Townsend quietly puts up big stats A champion: Kellye Townsend, a four-year varsity player, has helped Hammond to county, region and state titles the last two years.

February 04, 1996|By Stan Rappaport | Stan Rappaport,SUN STAFF

The pregame introductions were about to end. Glenelg's players already had been announced, and four of Hammond's starters were on the court as well. Only Kellye Townsend remained.

Suddenly, the student making the introductions announced that Hammond coach Joe Russo would make the final player introduction.

"I was surprised," said Townsend, remembering the scene before the start of Thursday's girls basketball game. "I wondered what he was doing. Then I saw him bring out the picture [of her] and the ball. I said, 'OK, so I finally got that.' "

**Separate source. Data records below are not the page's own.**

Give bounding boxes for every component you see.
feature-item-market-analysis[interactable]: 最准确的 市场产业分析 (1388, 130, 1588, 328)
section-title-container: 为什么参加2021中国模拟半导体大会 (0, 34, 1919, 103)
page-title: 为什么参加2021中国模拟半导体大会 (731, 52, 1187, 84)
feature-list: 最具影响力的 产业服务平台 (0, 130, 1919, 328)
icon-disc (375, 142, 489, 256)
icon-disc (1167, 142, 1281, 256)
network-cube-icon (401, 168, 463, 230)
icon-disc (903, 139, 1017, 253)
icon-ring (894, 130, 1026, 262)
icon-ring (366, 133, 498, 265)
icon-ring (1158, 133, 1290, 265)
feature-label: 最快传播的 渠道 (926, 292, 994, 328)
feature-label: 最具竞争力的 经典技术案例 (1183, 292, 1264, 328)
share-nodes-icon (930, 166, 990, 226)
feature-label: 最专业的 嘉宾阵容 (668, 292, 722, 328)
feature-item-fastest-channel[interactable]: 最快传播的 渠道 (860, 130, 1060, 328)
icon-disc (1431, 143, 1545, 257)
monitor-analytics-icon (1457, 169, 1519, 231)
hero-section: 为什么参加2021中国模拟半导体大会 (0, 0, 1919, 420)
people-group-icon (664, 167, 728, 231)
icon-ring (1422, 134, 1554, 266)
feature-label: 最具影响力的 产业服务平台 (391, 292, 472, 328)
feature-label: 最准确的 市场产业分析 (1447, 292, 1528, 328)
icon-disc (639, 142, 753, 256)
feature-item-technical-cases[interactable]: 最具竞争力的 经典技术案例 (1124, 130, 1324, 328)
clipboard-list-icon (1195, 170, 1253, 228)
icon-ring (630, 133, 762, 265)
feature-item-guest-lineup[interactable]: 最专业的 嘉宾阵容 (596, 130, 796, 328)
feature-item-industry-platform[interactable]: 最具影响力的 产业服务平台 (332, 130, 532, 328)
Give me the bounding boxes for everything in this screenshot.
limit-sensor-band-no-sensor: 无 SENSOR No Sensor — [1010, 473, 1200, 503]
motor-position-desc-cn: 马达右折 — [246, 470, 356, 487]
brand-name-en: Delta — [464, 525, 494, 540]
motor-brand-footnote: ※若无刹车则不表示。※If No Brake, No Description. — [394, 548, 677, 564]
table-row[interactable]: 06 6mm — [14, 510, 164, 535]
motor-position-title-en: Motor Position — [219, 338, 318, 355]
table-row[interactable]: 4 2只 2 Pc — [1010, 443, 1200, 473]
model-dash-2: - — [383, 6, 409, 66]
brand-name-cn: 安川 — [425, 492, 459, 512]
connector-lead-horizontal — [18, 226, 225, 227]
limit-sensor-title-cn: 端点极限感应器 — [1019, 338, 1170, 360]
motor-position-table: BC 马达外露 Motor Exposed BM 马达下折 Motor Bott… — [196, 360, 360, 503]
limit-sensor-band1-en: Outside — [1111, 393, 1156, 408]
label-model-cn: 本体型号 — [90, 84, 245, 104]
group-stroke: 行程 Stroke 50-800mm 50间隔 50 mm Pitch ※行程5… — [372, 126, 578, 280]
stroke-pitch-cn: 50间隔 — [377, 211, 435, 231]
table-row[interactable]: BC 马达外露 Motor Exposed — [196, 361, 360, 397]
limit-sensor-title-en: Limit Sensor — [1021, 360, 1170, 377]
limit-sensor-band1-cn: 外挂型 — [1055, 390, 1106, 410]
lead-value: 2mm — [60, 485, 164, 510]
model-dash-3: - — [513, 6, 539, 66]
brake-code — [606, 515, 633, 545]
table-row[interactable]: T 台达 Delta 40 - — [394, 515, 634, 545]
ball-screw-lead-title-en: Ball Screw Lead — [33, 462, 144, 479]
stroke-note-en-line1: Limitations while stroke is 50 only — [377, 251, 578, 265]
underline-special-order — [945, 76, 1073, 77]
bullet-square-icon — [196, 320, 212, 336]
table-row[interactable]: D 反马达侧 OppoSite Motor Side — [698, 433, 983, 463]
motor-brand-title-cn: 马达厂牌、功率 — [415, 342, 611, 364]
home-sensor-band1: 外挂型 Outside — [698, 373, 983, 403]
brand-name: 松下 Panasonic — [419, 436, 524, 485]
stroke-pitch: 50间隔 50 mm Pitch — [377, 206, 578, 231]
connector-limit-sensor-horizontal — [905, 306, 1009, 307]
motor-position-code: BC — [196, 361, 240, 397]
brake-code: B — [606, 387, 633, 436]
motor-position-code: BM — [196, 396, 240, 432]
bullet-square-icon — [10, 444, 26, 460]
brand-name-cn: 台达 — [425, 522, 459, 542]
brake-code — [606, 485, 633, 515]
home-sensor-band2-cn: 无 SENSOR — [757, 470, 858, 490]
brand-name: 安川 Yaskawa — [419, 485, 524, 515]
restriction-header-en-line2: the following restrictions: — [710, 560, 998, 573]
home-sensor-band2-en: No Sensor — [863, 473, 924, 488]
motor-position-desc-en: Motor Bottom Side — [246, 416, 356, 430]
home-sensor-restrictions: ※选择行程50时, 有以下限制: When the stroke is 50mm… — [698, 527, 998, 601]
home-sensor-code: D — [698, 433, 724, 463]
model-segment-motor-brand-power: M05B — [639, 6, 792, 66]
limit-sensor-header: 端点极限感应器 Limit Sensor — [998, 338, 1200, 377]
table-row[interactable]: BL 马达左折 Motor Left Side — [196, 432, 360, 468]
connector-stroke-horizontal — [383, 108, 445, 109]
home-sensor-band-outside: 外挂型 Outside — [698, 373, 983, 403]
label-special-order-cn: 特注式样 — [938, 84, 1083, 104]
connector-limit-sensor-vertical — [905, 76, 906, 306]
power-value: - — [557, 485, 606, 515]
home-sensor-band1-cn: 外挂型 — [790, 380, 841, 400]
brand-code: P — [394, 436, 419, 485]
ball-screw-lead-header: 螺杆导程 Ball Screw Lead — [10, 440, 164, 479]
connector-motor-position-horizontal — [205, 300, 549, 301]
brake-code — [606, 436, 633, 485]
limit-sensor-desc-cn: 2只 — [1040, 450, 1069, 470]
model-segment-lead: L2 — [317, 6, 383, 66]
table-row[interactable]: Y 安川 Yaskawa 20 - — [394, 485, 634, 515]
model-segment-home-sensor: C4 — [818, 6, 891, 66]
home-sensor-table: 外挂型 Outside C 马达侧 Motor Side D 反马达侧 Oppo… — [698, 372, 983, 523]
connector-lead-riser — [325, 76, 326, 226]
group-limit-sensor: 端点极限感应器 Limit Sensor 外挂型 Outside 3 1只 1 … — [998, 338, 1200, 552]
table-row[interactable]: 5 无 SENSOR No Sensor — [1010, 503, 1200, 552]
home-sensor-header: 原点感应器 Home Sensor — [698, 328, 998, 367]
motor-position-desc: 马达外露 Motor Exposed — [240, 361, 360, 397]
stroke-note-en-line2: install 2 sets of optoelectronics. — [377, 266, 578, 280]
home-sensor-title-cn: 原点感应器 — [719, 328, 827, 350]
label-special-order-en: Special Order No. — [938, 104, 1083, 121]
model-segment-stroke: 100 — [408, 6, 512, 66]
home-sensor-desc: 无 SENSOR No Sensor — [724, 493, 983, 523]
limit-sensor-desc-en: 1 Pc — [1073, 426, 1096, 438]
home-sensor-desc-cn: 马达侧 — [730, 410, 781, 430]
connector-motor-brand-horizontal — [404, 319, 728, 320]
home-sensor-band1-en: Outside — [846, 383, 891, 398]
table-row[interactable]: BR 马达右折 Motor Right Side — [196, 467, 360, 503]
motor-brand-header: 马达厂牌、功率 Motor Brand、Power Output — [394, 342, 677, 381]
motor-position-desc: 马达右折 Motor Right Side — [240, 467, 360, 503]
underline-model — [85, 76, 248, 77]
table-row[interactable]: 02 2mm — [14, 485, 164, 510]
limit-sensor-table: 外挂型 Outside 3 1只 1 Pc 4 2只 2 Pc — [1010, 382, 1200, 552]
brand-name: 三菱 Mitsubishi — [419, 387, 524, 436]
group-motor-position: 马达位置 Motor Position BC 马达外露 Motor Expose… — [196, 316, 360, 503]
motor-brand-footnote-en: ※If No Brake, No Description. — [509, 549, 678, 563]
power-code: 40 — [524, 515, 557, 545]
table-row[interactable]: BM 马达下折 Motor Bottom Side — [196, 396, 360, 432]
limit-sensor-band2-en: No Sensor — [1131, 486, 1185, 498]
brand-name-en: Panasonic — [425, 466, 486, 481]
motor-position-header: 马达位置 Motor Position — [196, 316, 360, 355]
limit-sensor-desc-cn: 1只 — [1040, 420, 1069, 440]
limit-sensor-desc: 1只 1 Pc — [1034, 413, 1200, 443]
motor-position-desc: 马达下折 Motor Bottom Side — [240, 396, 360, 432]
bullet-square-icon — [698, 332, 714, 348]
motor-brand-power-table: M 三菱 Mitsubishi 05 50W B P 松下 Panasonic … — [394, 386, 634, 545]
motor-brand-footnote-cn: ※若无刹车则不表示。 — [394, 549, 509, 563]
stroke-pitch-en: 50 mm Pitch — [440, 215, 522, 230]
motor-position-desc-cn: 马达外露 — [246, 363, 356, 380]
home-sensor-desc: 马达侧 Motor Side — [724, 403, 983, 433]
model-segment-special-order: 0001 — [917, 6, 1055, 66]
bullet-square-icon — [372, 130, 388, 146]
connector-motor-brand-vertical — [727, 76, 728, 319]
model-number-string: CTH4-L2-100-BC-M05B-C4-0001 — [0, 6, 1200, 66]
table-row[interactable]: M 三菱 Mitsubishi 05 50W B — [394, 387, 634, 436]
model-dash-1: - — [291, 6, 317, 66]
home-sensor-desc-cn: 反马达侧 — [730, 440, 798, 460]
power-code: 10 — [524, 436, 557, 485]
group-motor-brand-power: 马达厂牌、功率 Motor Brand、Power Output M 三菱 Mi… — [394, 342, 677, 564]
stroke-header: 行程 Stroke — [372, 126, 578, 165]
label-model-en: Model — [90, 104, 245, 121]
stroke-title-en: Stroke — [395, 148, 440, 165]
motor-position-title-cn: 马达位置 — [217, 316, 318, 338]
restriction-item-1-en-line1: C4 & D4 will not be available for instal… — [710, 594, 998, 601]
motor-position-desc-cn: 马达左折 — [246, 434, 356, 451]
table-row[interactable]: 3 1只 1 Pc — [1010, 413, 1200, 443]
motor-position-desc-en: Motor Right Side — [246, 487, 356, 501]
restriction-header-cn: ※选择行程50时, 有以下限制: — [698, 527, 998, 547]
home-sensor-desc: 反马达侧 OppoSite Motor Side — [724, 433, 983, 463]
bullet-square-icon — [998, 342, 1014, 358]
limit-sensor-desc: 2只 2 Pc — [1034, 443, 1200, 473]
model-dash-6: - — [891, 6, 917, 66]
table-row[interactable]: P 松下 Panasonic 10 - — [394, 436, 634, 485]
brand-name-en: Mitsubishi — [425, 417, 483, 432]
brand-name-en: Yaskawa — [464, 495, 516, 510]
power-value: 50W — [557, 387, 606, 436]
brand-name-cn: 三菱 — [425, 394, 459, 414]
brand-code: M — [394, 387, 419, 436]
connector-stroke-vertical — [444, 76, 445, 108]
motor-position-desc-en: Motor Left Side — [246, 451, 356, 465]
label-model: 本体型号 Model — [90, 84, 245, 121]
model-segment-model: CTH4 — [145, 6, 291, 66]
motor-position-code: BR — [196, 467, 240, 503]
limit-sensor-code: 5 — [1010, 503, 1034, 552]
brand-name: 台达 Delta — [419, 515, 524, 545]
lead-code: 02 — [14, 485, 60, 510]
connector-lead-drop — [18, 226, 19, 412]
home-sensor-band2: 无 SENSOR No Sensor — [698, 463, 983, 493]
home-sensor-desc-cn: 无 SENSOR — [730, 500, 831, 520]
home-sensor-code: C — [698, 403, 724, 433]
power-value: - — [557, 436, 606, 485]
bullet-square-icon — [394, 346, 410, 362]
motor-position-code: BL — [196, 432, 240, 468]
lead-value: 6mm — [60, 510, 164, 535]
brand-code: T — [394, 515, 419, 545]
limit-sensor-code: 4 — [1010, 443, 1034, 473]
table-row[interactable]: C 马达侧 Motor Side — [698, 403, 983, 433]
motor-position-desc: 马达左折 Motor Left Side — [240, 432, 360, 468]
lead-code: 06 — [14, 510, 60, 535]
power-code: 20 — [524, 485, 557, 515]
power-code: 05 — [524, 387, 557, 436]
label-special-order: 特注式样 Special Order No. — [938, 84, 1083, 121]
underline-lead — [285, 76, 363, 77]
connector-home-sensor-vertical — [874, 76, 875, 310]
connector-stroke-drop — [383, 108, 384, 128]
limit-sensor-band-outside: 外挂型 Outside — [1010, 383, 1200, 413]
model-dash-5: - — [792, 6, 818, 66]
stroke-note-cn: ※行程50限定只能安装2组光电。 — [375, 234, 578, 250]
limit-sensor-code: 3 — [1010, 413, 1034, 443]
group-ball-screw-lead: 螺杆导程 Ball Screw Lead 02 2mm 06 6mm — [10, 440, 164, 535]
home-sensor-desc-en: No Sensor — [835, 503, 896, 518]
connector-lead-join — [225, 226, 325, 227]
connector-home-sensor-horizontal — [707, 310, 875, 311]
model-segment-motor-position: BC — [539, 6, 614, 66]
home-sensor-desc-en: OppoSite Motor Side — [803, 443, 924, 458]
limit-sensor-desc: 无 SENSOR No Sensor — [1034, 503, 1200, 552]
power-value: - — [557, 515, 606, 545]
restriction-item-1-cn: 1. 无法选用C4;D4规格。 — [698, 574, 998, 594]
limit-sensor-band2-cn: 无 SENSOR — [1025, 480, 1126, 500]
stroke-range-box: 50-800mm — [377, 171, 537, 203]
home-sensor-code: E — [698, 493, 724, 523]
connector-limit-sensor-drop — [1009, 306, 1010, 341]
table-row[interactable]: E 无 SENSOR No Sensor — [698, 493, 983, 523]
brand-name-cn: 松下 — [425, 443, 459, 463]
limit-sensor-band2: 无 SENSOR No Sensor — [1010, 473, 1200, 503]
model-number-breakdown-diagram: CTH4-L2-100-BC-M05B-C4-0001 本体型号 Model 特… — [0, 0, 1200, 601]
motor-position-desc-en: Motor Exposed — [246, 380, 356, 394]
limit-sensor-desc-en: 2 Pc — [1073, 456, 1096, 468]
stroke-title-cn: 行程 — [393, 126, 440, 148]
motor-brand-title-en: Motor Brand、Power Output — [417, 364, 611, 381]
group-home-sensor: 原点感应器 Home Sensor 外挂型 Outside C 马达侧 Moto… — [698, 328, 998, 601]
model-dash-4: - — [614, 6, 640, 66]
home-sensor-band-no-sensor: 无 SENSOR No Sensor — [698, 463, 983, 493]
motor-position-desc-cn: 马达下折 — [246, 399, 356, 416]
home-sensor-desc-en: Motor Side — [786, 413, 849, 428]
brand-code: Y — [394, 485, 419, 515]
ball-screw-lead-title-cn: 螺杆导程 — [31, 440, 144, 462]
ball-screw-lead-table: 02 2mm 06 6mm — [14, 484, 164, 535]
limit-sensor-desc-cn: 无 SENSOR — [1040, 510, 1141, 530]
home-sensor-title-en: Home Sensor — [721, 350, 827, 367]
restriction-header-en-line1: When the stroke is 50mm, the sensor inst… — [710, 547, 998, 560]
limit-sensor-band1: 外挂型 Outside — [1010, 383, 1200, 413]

On Monday, Townsend had gone over 1,000 career points by scoring 18 in a 57-36 win over visiting Mount Hebron.

On Wednesday, Townsend went over 1,000 rebounds by pulling down 18 in a 39-36 win over visiting Oakland Mills.

No one made a big deal of it. The games were never stopped. Townsend, in fact, never knew it happened.

"I knew it was coming up, but it really didn't matter when," said Townsend.

So in a brief, but nicely done, ceremony, Townsend learned along with the crowd of her accomplishments. Then the 5-foot-11 senior went out and scored a season-high 23 points and grabbed 12 rebounds in the Golden Bears' 60-38 win over Glenelg.

That is Kellye Townsend. Quiet. Unassuming. Friendly.

And not a bad player.

"She understands the game very well," said Russo. "She's very effective with either hand down low and that's really been important for her. She's got quick feet for her size and is very agile."

That's evident by watching her on tape, which is what Townsend's father, Albert, does. He and his daughter get

together and go over her games -- play by play.

"He re-winds every play not once, but three times. It's real fun watching films with him," she said, laughing.

How long does it take?

"I don't really watch the clock, but it takes time to watch every play three times," she said.

Does she learn?

"I see what I'm doing and he points it out three times. It helps," she said.

Though she can laugh about the film sessions, Townsend has nothing but respect and gratitude for her father.

"He's been my biggest influence," said Townsend, who is averaging 18 points and 15 rebounds. "He works with me and critiques my play after every game. He's like my private coach at home. He's the main reason I'm good."

During Townsend's freshman and sophomore years, Albert and Virginia Townsend would take their daughter to the local outdoor court for a little workout.

"She [her mother] was the standing defensive dummy. She's the one I worked on," Townsend said. "She pushed and hit me and everything else. But she always told me she got banged up by me, too."

With her parents' guidance and support and Townsend's desire to improve, she has become a better player each season.

"I've become a more mature player," said Townsend, a four-year varsity player who helped the Golden Bears to county, region and state titles the last two years. "I know what to do now in certain situations."

Townsend wants to help Hammond (12-4, 6-2) to another state title. And she wouldn't mind having a 30-point game.

"I really want to break 30," said Townsend. "I would have had it last year against Glenelg but I missed so many layups.

"I'm trying to build up my rebounding stats by missing and getting the rebound. That's what my teammates always say."

"We've had five Division I players come through here the last three years," said Russo, "and Kellye has the same skills. She's going to be a good college player."

She wants to attend a college out of state.

"He [her father] can't re-wind the tape over the phone," Townsend said with a laugh.